A group of scientists at SISSA has analyzed the stochastic nature of the protein translation process, testing it with computer simulations. “We considered a specific aspect of translation: the distribution of binding times (BT) that is the time needed for tRNA (a molecule capable of transporting amino acids) to carry the proper amino acid to the ‘matrix’ (mRNA) which ‘prints’ the proteins according to a specific code”, explains Pierangelo Lombardo, who carried out the research together with Luca Caniparoli – both from SISSA. “This time interval is not always the same, but it varies in a more or less random manner”.
“Imagine you know there is an average BT value, for example 1, which can be used conventionally when describing the system. In actual fact, however, each time we observe the process the value may be 1.1, 0.9, 0.7, 1.3 and so on. The value assumed each time by the BT changes in a stochastic, though not completely random, manner because it distributes into a cloud with a specific shape around the mean”, continues Lombardo. “The shape of this cloud is not indifferent, as it has an effect on the time needed for process of protein synthesis. What we found in our study is that the BT fluctuates more (i.e., the cloud is more spread out) than previously thought and consequently so does the time needed for protein translation”.
“Observations like this extend our knowledge on protein synthesis processes”, he concludes. “Knowing how translation times decrease and increase may also be useful to understand under which conditions these mechanism can fail”.
More in detail...
Gene expression consists in building proteins (or other macromolecules) starting from the genetic information contained in the DNA. The process occurs inside the cells. The original matrix of proteins are genes, small parts of DNA contained in the cell nucleus. The sequence of elements (nucleotides) making up the DNA contains the information needed for building proteins.
Simplifying the process greatly, we can say that first a sort of carbon copy is made of the sequences encoded in the gene.

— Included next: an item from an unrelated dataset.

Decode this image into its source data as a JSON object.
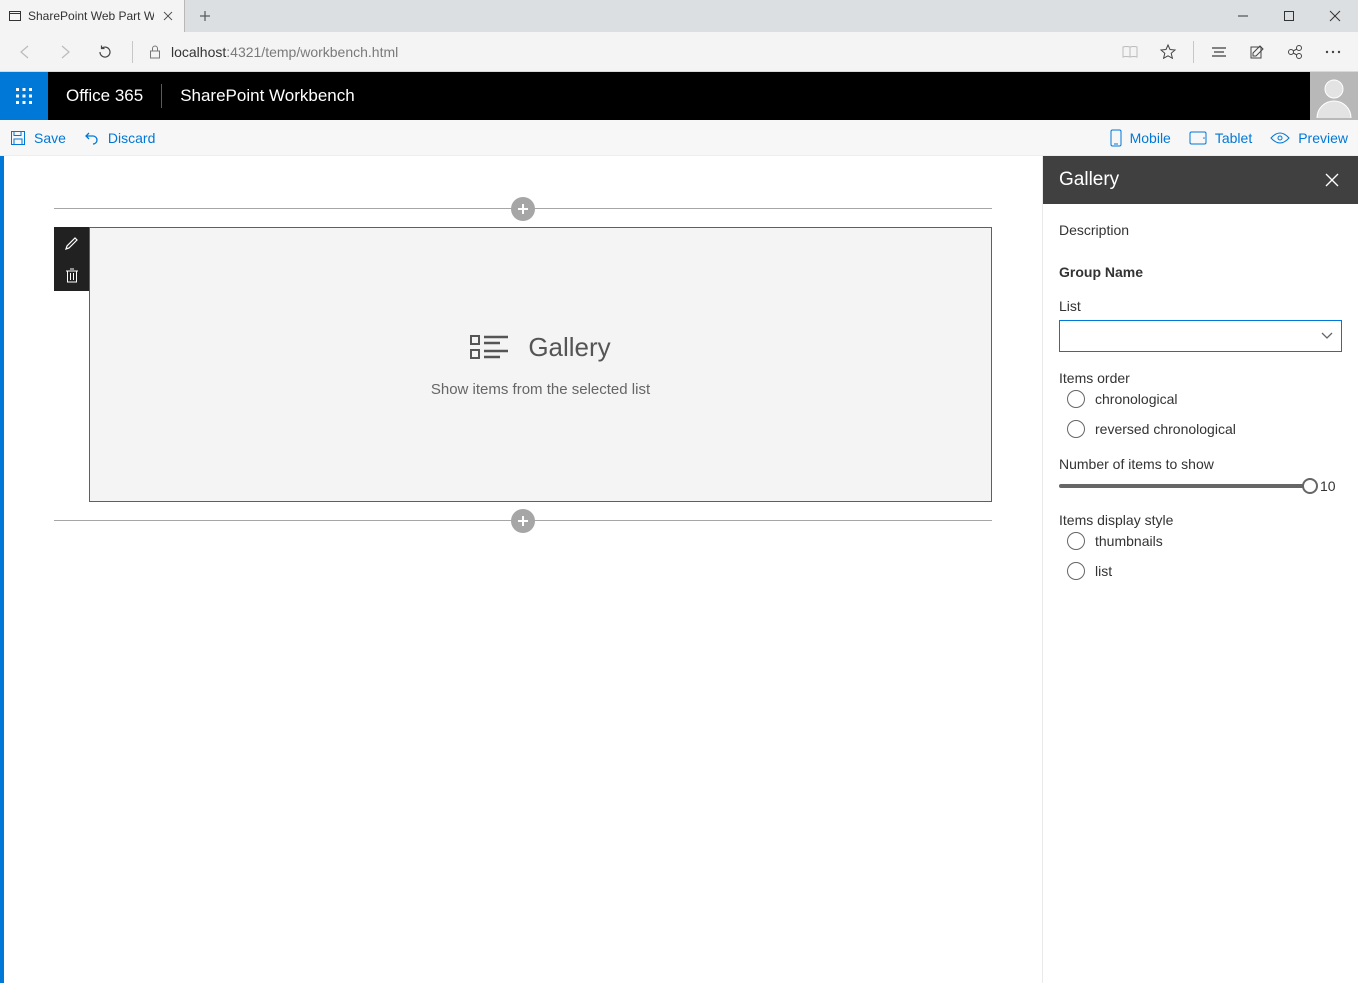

This first step is called “transcription”: a portion of DNA is copied into a small RNA molecule, termed mRNA or messenger RNA. This portion travels to the parts of the cell where the second step, translation (or protein synthesis), takes place with the help of structures called ribosomes which “read” the mRNA sequence and collect the material needed to build the protein.
Proteins, in fact, are made up of long chains of amino acids, the tiny building blocks normally found dissolved in the cytoplasmic fluid. Some small RNA molecules, called tRNA and different from mRNA, bind specifically to amino acids giving rise to tRNA-amino acid complexes. These complexes then go and interlock, like the teeth of a zipper, with the chain of mRNA, one after the other into the proper sequence of amino acids, which bind to each other to form the strand of protein.